If you start a tmux session with ./scripts/start-tmux.sh
, you should
make sure to properly close it before attempting to start a new
one. To do this, hit CTRL+D
in the client window to close the shell,
and then CTRL+C
once per server window. Continue until the entire
tmux session is terminated. This will be indicated by an [exited]
message, back in your original shell where you ran
./scripts/start-tmux.sh
(which will now become visible again).
After you launch a cluster of servers, you can interact with the
cluster by launching a client and sending put
and get
commands to
the key-value store. For example, you can make simple queries by
running python
or ipython
in the bench/
directory and using the
provided Python API (note that keys and values are expected to be
strings):
from vard import Client
cluster = [("localhost", 8000), ("localhost", 8001), ("localhost", 8002)]
leader_host, leader_port = Client.find_leader(cluster)

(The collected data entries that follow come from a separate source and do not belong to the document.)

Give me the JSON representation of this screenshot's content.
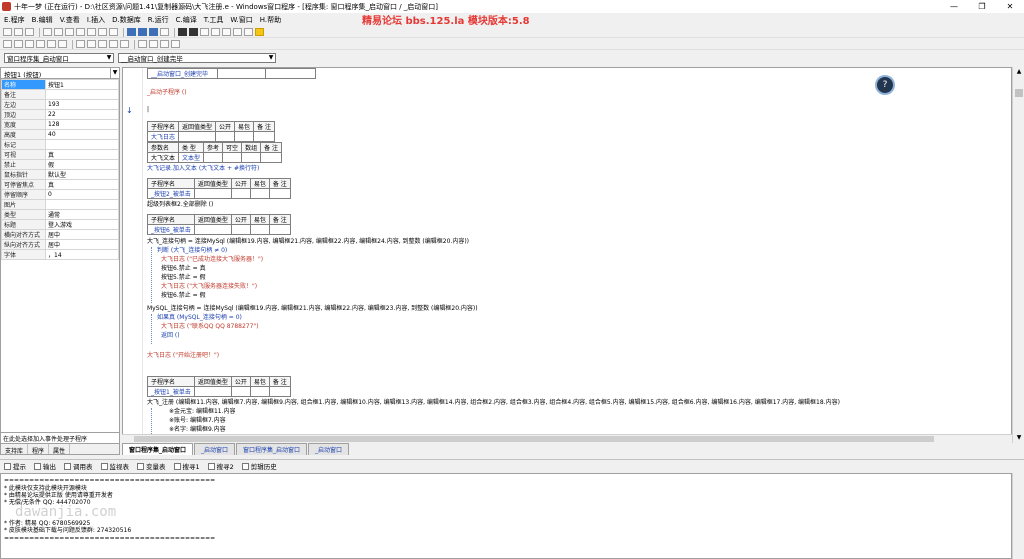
{
  "window": {
    "title": "十年一梦 (正在运行) - D:\\社区资源\\问题1.41\\复制器源码\\大飞注册.e - Windows窗口程序 - [程序集: 窗口程序集_启动窗口 / _启动窗口]",
    "min": "—",
    "max": "❐",
    "close": "✕"
  },
  "menu": [
    "E.程序",
    "B.编辑",
    "V.查看",
    "I.插入",
    "D.数据库",
    "R.运行",
    "C.编译",
    "T.工具",
    "W.窗口",
    "H.帮助"
  ],
  "banner": "精易论坛 bbs.125.la 模块版本:5.8",
  "combos": {
    "left": "窗口程序集_启动窗口",
    "right": "__启动窗口_创建完毕"
  },
  "props": {
    "header": "按钮1 (按钮)",
    "rows": [
      [
        "名称",
        "按钮1"
      ],
      [
        "备注",
        ""
      ],
      [
        "左边",
        "193"
      ],
      [
        "顶边",
        "22"
      ],
      [
        "宽度",
        "128"
      ],
      [
        "高度",
        "40"
      ],
      [
        "标记",
        ""
      ],
      [
        "可视",
        "真"
      ],
      [
        "禁止",
        "假"
      ],
      [
        "鼠标指针",
        "默认型"
      ],
      [
        "可停留焦点",
        "真"
      ],
      [
        "停留顺序",
        "0"
      ],
      [
        "图片",
        ""
      ],
      [
        "类型",
        "通常"
      ],
      [
        "标题",
        "登入游戏"
      ],
      [
        "横向对齐方式",
        "居中"
      ],
      [
        "纵向对齐方式",
        "居中"
      ],
      [
        "字体",
        "，14"
      ]
    ],
    "footer": "在此处选择加入事件处理子程序",
    "tabs": [
      "支持库",
      "程序",
      "属性"
    ]
  },
  "editor": {
    "line_top": "__启动窗口_创建完毕",
    "sub1": "_启动子程序 ()",
    "t1": {
      "h": [
        "子程序名",
        "返回值类型",
        "公开",
        "易包",
        "备 注"
      ],
      "name": "大飞日志",
      "h2": [
        "参数名",
        "类 型",
        "参考",
        "可空",
        "数组",
        "备 注"
      ],
      "p": [
        "大飞文本",
        "文本型"
      ]
    },
    "call1": "大飞记录.加入文本 (大飞文本 + #换行符)",
    "t2": {
      "h": [
        "子程序名",
        "返回值类型",
        "公开",
        "易包",
        "备 注"
      ],
      "name": "_按钮2_被单击"
    },
    "call2": "超级列表框2.全部删除 ()",
    "t3": {
      "h": [
        "子程序名",
        "返回值类型",
        "公开",
        "易包",
        "备 注"
      ],
      "name": "_按钮6_被单击"
    },
    "code1": "大飞_连接句柄 = 连接MySql (编辑框19.内容, 编辑框21.内容, 编辑框22.内容, 编辑框24.内容, 到整数 (编辑框20.内容))",
    "if1": "判断 (大飞_连接句柄 ≠ 0)",
    "l1": "大飞日志 (\"已成功连接大飞服务器！\")",
    "l2": "按钮6.禁止 = 真",
    "l3": "按钮5.禁止 = 假",
    "l4": "大飞日志 (\"大飞服务器连接失败！\")",
    "l5": "按钮6.禁止 = 假",
    "code2": "MySQL_连接句柄 = 连接MySql (编辑框19.内容, 编辑框21.内容, 编辑框22.内容, 编辑框23.内容, 到整数 (编辑框20.内容))",
    "if2": "如果真 (MySQL_连接句柄 = 0)",
    "l6": "大飞日志 (\"联系QQ QQ 8788277\")",
    "l7": "返回 ()",
    "l8": "大飞日志 (\"开始注册吧！\")",
    "t4": {
      "h": [
        "子程序名",
        "返回值类型",
        "公开",
        "易包",
        "备 注"
      ],
      "name": "_按钮1_被单击"
    },
    "code3": "大飞_注册 (编辑框11.内容, 编辑框7.内容, 编辑框9.内容, 组合框1.内容, 编辑框10.内容, 编辑框13.内容, 编辑框14.内容, 组合框2.内容, 组合框3.内容, 组合框4.内容, 组合框5.内容, 编辑框15.内容, 组合框6.内容, 编辑框16.内容, 编辑框17.内容, 编辑框18.内容)",
    "c1": "※金元宝: 编辑框11.内容",
    "c2": "※账号: 编辑框7.内容",
    "c3": "※名字: 编辑框9.内容"
  },
  "doctabs": [
    "窗口程序集_启动窗口",
    "_启动窗口",
    "窗口程序集_启动窗口",
    "_启动窗口"
  ],
  "outtabs": [
    "提示",
    "输出",
    "调用表",
    "监视表",
    "变量表",
    "搜寻1",
    "搜寻2",
    "剪辑历史"
  ],
  "output": [
    "==========================================",
    "* 此模块仅支持此模块开源模块",
    "* 由精易论坛提供正版 使用请尊重开发者",
    "* 无偿/无条件 QQ: 444702070",
    "* 作者: 精易 QQ: 6780569925",
    "* 皮肤模块基础下载与问题反馈群: 274320516",
    "=========================================="
  ],
  "watermark": "dawanjia.com",
  "help_icon": "?"
}
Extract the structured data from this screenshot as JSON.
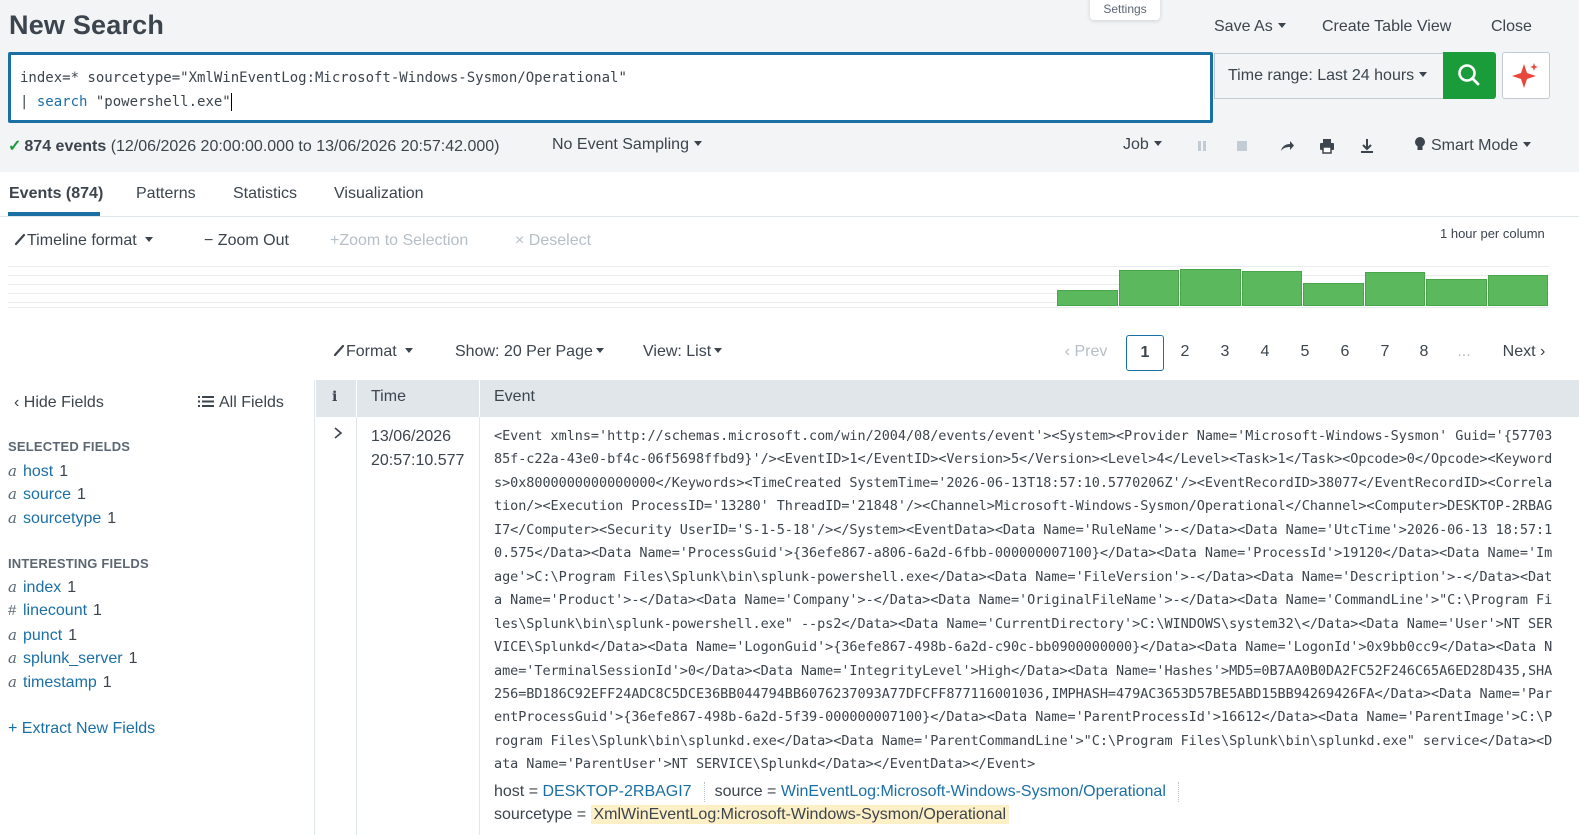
{
  "header": {
    "title": "New Search",
    "settings_tooltip": "Settings",
    "save_as": "Save As",
    "create_table_view": "Create Table View",
    "close": "Close"
  },
  "search": {
    "line1": "index=* sourcetype=\"XmlWinEventLog:Microsoft-Windows-Sysmon/Operational\"",
    "line2_pipe": "| ",
    "line2_cmd": "search",
    "line2_arg": " \"powershell.exe\"",
    "time_range": "Time range: Last 24 hours",
    "accent_color": "#1a9c3b"
  },
  "status": {
    "count": "874 events",
    "range": " (12/06/2026 20:00:00.000 to 13/06/2026 20:57:42.000)",
    "sampling": "No Event Sampling",
    "job": "Job",
    "mode": "Smart Mode"
  },
  "tabs": [
    {
      "label": "Events (874)",
      "active": true
    },
    {
      "label": "Patterns"
    },
    {
      "label": "Statistics"
    },
    {
      "label": "Visualization"
    }
  ],
  "timeline": {
    "format": "Timeline format",
    "zoom_out": "Zoom Out",
    "zoom_selection": "Zoom to Selection",
    "deselect": "Deselect",
    "per_column": "1 hour per column",
    "bars": [
      0.45,
      1.0,
      1.03,
      0.98,
      0.65,
      0.94,
      0.74,
      0.85
    ]
  },
  "results_toolbar": {
    "format": "Format",
    "per_page": "Show: 20 Per Page",
    "view": "View: List",
    "prev": "Prev",
    "pages": [
      "1",
      "2",
      "3",
      "4",
      "5",
      "6",
      "7",
      "8",
      "..."
    ],
    "next": "Next"
  },
  "fields": {
    "hide": "Hide Fields",
    "all": "All Fields",
    "selected_title": "SELECTED FIELDS",
    "selected": [
      {
        "type": "a",
        "name": "host",
        "count": "1"
      },
      {
        "type": "a",
        "name": "source",
        "count": "1"
      },
      {
        "type": "a",
        "name": "sourcetype",
        "count": "1"
      }
    ],
    "interesting_title": "INTERESTING FIELDS",
    "interesting": [
      {
        "type": "a",
        "name": "index",
        "count": "1"
      },
      {
        "type": "#",
        "name": "linecount",
        "count": "1"
      },
      {
        "type": "a",
        "name": "punct",
        "count": "1"
      },
      {
        "type": "a",
        "name": "splunk_server",
        "count": "1"
      },
      {
        "type": "a",
        "name": "timestamp",
        "count": "1"
      }
    ],
    "extract": "Extract New Fields"
  },
  "table": {
    "col_i": "i",
    "col_time": "Time",
    "col_event": "Event",
    "row": {
      "date": "13/06/2026",
      "time": "20:57:10.577",
      "raw": "<Event xmlns='http://schemas.microsoft.com/win/2004/08/events/event'><System><Provider Name='Microsoft-Windows-Sysmon' Guid='{5770385f-c22a-43e0-bf4c-06f5698ffbd9}'/><EventID>1</EventID><Version>5</Version><Level>4</Level><Task>1</Task><Opcode>0</Opcode><Keywords>0x8000000000000000</Keywords><TimeCreated SystemTime='2026-06-13T18:57:10.5770206Z'/><EventRecordID>38077</EventRecordID><Correlation/><Execution ProcessID='13280' ThreadID='21848'/><Channel>Microsoft-Windows-Sysmon/Operational</Channel><Computer>DESKTOP-2RBAGI7</Computer><Security UserID='S-1-5-18'/></System><EventData><Data Name='RuleName'>-</Data><Data Name='UtcTime'>2026-06-13 18:57:10.575</Data><Data Name='ProcessGuid'>{36efe867-a806-6a2d-6fbb-000000007100}</Data><Data Name='ProcessId'>19120</Data><Data Name='Image'>C:\\Program Files\\Splunk\\bin\\splunk-powershell.exe</Data><Data Name='FileVersion'>-</Data><Data Name='Description'>-</Data><Data Name='Product'>-</Data><Data Name='Company'>-</Data><Data Name='OriginalFileName'>-</Data><Data Name='CommandLine'>\"C:\\Program Files\\Splunk\\bin\\splunk-powershell.exe\" --ps2</Data><Data Name='CurrentDirectory'>C:\\WINDOWS\\system32\\</Data><Data Name='User'>NT SERVICE\\Splunkd</Data><Data Name='LogonGuid'>{36efe867-498b-6a2d-c90c-bb0900000000}</Data><Data Name='LogonId'>0x9bb0cc9</Data><Data Name='TerminalSessionId'>0</Data><Data Name='IntegrityLevel'>High</Data><Data Name='Hashes'>MD5=0B7AA0B0DA2FC52F246C65A6ED28D435,SHA256=BD186C92EFF24ADC8C5DCE36BB044794BB6076237093A77DFCFF877116001036,IMPHASH=479AC3653D57BE5ABD15BB94269426FA</Data><Data Name='ParentProcessGuid'>{36efe867-498b-6a2d-5f39-000000007100}</Data><Data Name='ParentProcessId'>16612</Data><Data Name='ParentImage'>C:\\Program Files\\Splunk\\bin\\splunkd.exe</Data><Data Name='ParentCommandLine'>\"C:\\Program Files\\Splunk\\bin\\splunkd.exe\" service</Data><Data Name='ParentUser'>NT SERVICE\\Splunkd</Data></EventData></Event>",
      "host_label": "host = ",
      "host": "DESKTOP-2RBAGI7",
      "source_label": "source = ",
      "source": "WinEventLog:Microsoft-Windows-Sysmon/Operational",
      "sourcetype_label": "sourcetype = ",
      "sourcetype": "XmlWinEventLog:Microsoft-Windows-Sysmon/Operational"
    }
  }
}
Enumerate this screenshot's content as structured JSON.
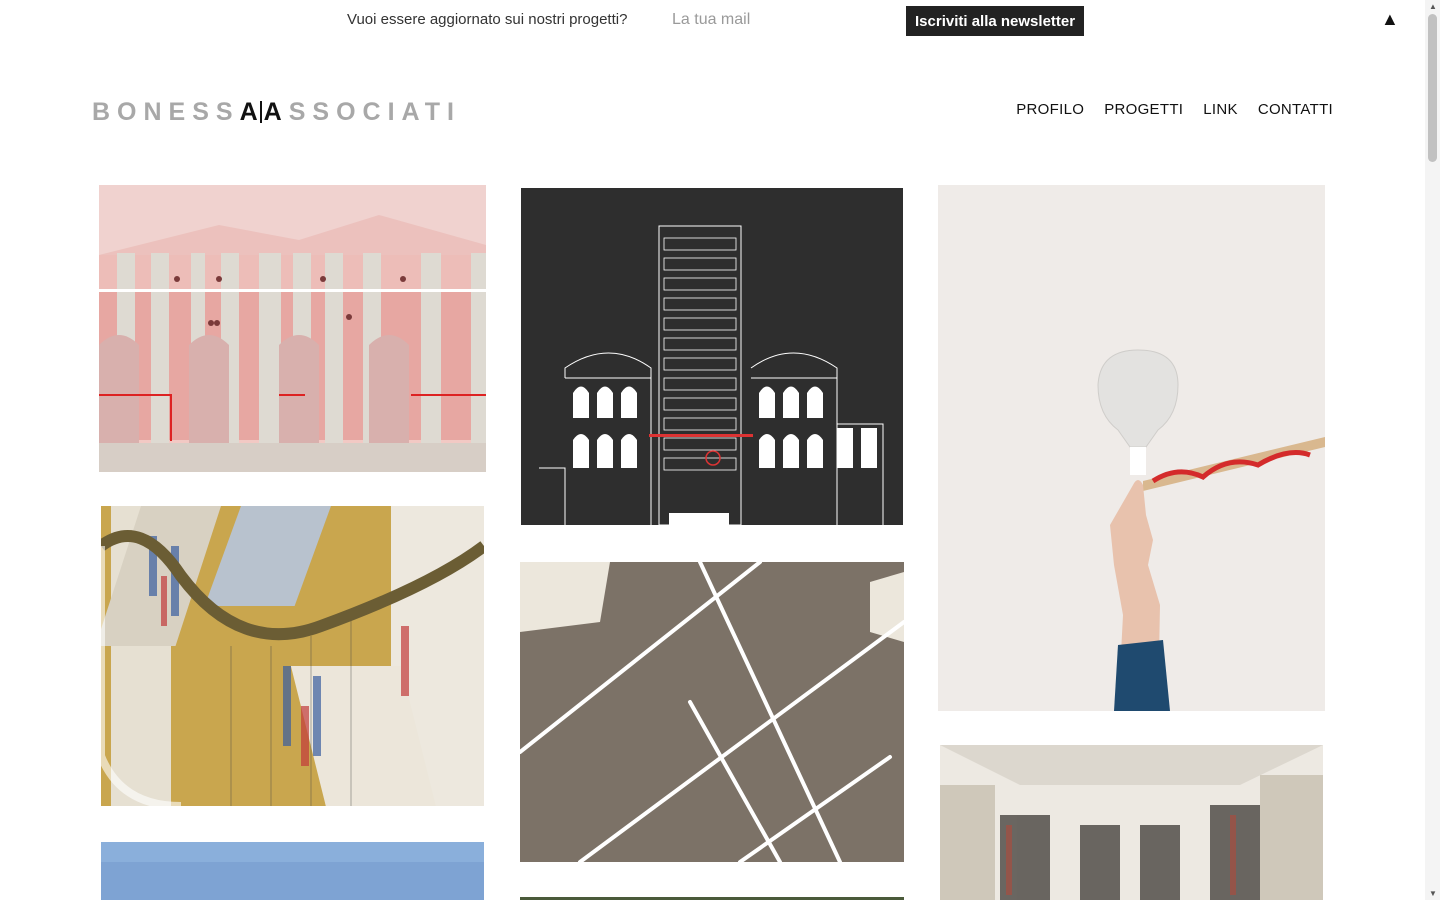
{
  "newsletter": {
    "question": "Vuoi essere aggiornato sui nostri progetti?",
    "email_placeholder": "La tua mail",
    "button_label": "Iscriviti alla newsletter",
    "toggle_glyph": "▲"
  },
  "header": {
    "logo_left": "BONESS",
    "logo_mark_a1": "A",
    "logo_mark_a2": "A",
    "logo_right": "SSOCIATI",
    "nav": [
      {
        "label": "PROFILO"
      },
      {
        "label": "PROGETTI"
      },
      {
        "label": "LINK"
      },
      {
        "label": "CONTATTI"
      }
    ]
  },
  "projects": [
    {
      "image": "pink-arcade-illustration",
      "accent": "#e8b8b4"
    },
    {
      "image": "dark-facade-drawing",
      "accent": "#2f2f2f"
    },
    {
      "image": "lamp-bulb-hand",
      "accent": "#f0ece8"
    },
    {
      "image": "bookstore-curved-rail",
      "accent": "#c9a64e"
    },
    {
      "image": "ceiling-light-lines",
      "accent": "#7d7368"
    },
    {
      "image": "bookstore-interior",
      "accent": "#e6e1d8"
    },
    {
      "image": "blue-sky",
      "accent": "#7ea0d0"
    }
  ],
  "scrollbar": {
    "up": "▲",
    "down": "▼"
  }
}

c = Client(leader_host, leader_port)
c.put("x", "7")
c.put("y", "10")
c.get("x") # returns "7"
c.get("y") # returns "10"
c.get("z") # returns None
Make sure to change the cluster
variable above to match with the
server cluster.
If you use IPython, you can use !kill <pid>
to kill some of the
servers, in order to exercise the fault tolerance of the system. Each
server window starts with a line that includes its process id. For
example, you can try the following:
ivyuser@ivy-vm:~/pldi18-artifact/evaluation$ ./scripts/start-tmux.sh 5
# Inside the client window:
ivyuser@ivy-vm:~/pldi18-artifact/evaluation$ cd bench/
ivyuser@ivy-vm:~/pldi18-artifact/evaluation/bench$ ipython
...
In [1]: from vard import Client
In [2]: cluster = [("localhost", 8000), ("localhost", 8001), ("localhost", 8002), ("localhost", 8003), ("localhost", 8004)]
In [3]: leader_host, leader_port = Client.find_leader(cluster)
In [4]: c = Client(leader_host, leader_port)
In [5]: c.put("x", "7")
In [6]: c.put("y", "10")
In [7]: c.get("x") # returns "7"
In [8]: c.get("y") # returns "10"
In [9]: c.get("z") # returns None
In [10]: !kill 6757 # change 6757 to a process id from the window on the right
In [11]: c.get("x") # still returns '7'
In [12]: !kill 6762 # change 6762 to a process id from the window on the right
In [13]: c.get("x") # still returns '7'
In [14]: !kill 6748 # change 6748 to a process id from the window on the right
In [15]: c.get("x") # hangs, since too many servers have failed (no active quorum)
^C
When killing servers, you may note that if you kill the leader, the
next client request will result in an ReceiveError
exception. To
recover, simply create a new client session by repeating the commands:
leader_host, leader_port = Client.find_leader(cluster)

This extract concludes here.